In August 1989, Poland’s parliament did the unthinkable. The Soviet satellite state elected an anti-communist as its new prime minister.
The world waited with bated breath to see what would happen next. And then it happened: nothing.
When no Soviet tanks deployed to Poland to crush the rebels, political movements in other nations – first Hungary, followed by East Germany, Bulgaria, Czechoslovakia and Romania – soon followed in what became known as the Revolutions of 1989.
The collapse of Communism had begun.
‘Marx’s Ideological Heirs’
On October 25, 1989, a mere two months after Poland’s pivotal election, The New York Times published an article, headlined “The Mainstreaming of Marxism in US Colleges,” describing a strange and seemingly paradoxical phenomenon. Even as the world’s great experiment in Marxism was collapsing for all to see, Marxist ideas were taking root and becoming mainstream in the halls of American universities.
“As Karl Marx’s ideological heirs in Communist nations struggle to transform his political legacy, his intellectual heirs on American campuses have virtually completed their own transformation from brash, beleaguered outsiders to assimilated academic insiders,” wrote Felicity Barringer.
There were notable differences, however. The stark, unmistakable contrast between the grinding poverty of the Communist nations and the prosperity of Western economies had obliterated socialism’s claim to economic superiority.
As a result, orthodox Marxism, with its emphasis on economics, was no longer in vogue. Traditional Marxism was “retreating” and had become “unfashionable,” the Times reported.
“There are a lot of people who don’t want to call themselves Marxist,” Eugene D. Genovese, an eminent Marxist academic, told the Times. (Genovese, who died in 2012, later abandoned socialism and embraced traditional conservatism after rediscovering Catholicism.)
Marxism wasn’t truly retreating, however. It was simply adapting to survive.

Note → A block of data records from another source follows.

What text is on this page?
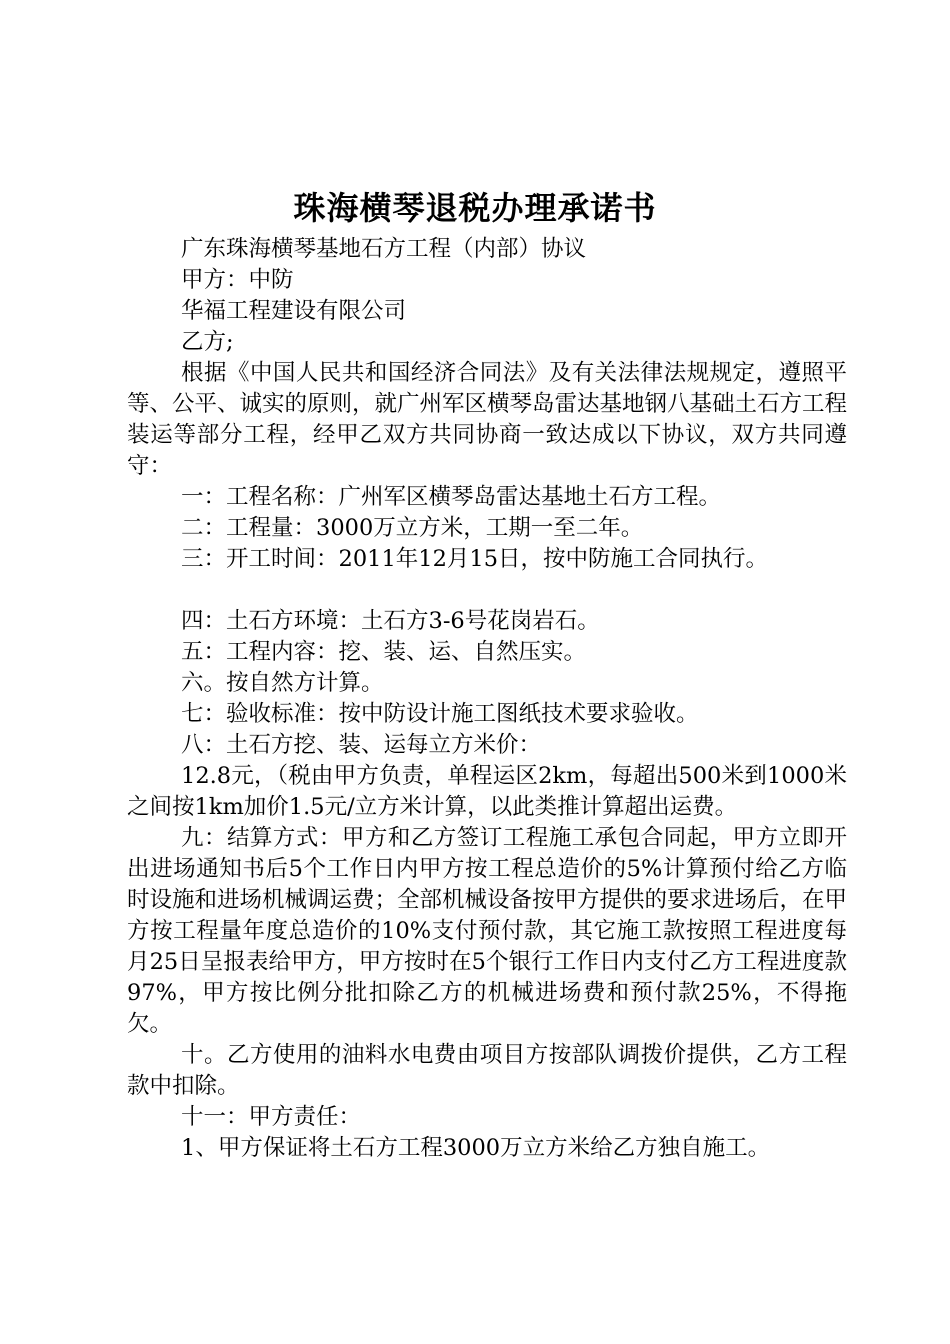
珠海横琴退税办理承诺书

广东珠海横琴基地石方工程（内部）协议

甲方：中防

华福工程建设有限公司

乙方;

根据《中国人民共和国经济合同法》及有关法律法规规定，遵照平等、公平、诚实的原则，就广州军区横琴岛雷达基地钢八基础土石方工程装运等部分工程，经甲乙双方共同协商一致达成以下协议，双方共同遵守：

一：工程名称：广州军区横琴岛雷达基地土石方工程。

二：工程量：3000万立方米，工期一至二年。

三：开工时间：2011年12月15日，按中防施工合同执行。

四：土石方环境：土石方3-6号花岗岩石。

五：工程内容：挖、装、运、自然压实。

六。按自然方计算。

七：验收标准：按中防设计施工图纸技术要求验收。

八：土石方挖、装、运每立方米价：

12.8元，（税由甲方负责，单程运区2km，每超出500米到1000米之间按1km加价1.5元/立方米计算，以此类推计算超出运费。

九：结算方式：甲方和乙方签订工程施工承包合同起，甲方立即开出进场通知书后5个工作日内甲方按工程总造价的5%计算预付给乙方临时设施和进场机械调运费；全部机械设备按甲方提供的要求进场后，在甲方按工程量年度总造价的10%支付预付款，其它施工款按照工程进度每月25日呈报表给甲方，甲方按时在5个银行工作日内支付乙方工程进度款97%，甲方按比例分批扣除乙方的机械进场费和预付款25%，不得拖欠。

十。乙方使用的油料水电费由项目方按部队调拨价提供，乙方工程款中扣除。

十一：甲方责任：

1、甲方保证将土石方工程3000万立方米给乙方独自施工。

Watching the upheaval in Poland and other Eastern bloc nations had convinced even Marxists that capitalism would not “give way to socialism” anytime soon. But this would cause an evolution of Marxist ideas, not an abandonment of them.
”Marx has become relativized,” Loren Graham, a historian at the Massachusetts Institute of Technology, told the Times.

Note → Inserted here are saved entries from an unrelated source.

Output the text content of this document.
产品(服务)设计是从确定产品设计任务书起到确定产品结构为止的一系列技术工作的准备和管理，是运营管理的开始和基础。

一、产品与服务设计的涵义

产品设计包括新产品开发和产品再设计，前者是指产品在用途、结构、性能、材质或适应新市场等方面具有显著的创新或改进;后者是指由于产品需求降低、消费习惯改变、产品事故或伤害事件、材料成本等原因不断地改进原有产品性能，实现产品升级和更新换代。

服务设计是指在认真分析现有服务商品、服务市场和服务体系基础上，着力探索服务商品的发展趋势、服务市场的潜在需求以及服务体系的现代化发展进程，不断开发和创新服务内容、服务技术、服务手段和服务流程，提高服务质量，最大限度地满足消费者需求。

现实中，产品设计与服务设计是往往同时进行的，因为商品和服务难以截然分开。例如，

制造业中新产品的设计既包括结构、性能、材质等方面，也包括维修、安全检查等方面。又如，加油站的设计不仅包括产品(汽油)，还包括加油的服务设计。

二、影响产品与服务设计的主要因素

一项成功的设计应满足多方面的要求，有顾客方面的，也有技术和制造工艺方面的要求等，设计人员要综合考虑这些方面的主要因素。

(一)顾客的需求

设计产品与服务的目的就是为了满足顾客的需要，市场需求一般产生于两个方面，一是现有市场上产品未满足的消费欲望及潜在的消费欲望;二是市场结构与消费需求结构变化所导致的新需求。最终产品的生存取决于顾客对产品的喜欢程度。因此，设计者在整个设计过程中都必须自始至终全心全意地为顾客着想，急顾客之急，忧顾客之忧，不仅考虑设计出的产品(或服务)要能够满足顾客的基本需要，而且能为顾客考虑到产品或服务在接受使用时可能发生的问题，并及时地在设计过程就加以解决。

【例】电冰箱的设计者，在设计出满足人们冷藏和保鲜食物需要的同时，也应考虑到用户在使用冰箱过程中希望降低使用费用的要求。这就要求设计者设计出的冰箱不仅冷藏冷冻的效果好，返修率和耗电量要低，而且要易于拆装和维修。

Graham was just one of a dozen of the scholars the Times spoke to, a mix of economists, legal scholars, historians, sociologists, and literary critics. Most of them seemed to reach the same conclusion as Graham.
Marxism was not dying, it was mutating.
”Marxism and feminism, Marxism and deconstruction, Marxism and race – this is where the exciting debates are,” Jonathan M. Wiener, a professor of history at the University of California at Irvine, told the paper.
Marxism was still thriving, Barringer concluded, but not in the social sciences, “where there is a possibility of practical application,” but in abstract fields such as literary criticism.
A Strategic Shift
Marxism was not defeated. The Marxists had just staked out new turf.
And it was a highly strategic move. “Practical application” of Marxism had proven disastrous. Communism had been tried as a governing philosophy and had failed catastrophically, leading to mass starvation, impoverishment, persecution, and murder. But, in the ivory tower of the American university system, professors could inculcate Marxist ideas in the minds of their students without risk of being refuted by reality.
Yet, it wasn’t happening in university economics departments, because Marxism’s credentials in that discipline were too tarnished by its “practical” track record. Instead, Marxism was thriving in English departments and other more abstract disciplines.
In these studies, economics was downplayed, and other key aspects of the Marxist worldview came to the fore. The Marxist class war doctrine was still emphasized. But instead of capital versus labor, it was the patriarchy versus women, the racially privileged versus the marginalized, etc. Students were taught to see every social relation through the lens of oppression and conflict.
After absorbing Marxist ideas (even when those ideas weren’t called “Marxist”), generations of university graduates carried those ideas into other important American institutions: the arts, media, government, public schools, even eventually into human resources departments and corporate boardrooms. (This is known as “the long march through the institutions,” as coined by the early twentieth-century Marxist theoretician Antonio Gramsci.)
Indeed, it was recently revealed that federal agencies have spent millions of taxpayer dollars on programs training employees to acknowledge their “white privilege.” These training programs are also found in countless schools and corporations, and people who have questioned the appropriateness of these programs have found themselves summarily fired.
A huge part of today’s culture is a consequence of this movement. Widespread “wokeness,” all-pervasive identity politics, victimism, cancel culture, rioters self-righteously destroying people’s livelihoods and menacing passersby: all largely stem from Marxist presumptions (especially Marxism’s distorted fixations on oppression and conflict) that have been incubating in the universities, especially since the late 80s.
As it turned out, what was happening in American universities in 1989 was just as pivotal as what was happening in European parliaments.
Especially in an election year, it can be easy to fixate on the political fray. But the lesson of 1989 is that today’s culture and ideas are tomorrow’s politics and policies.
That is why the fate of freedom rests on education.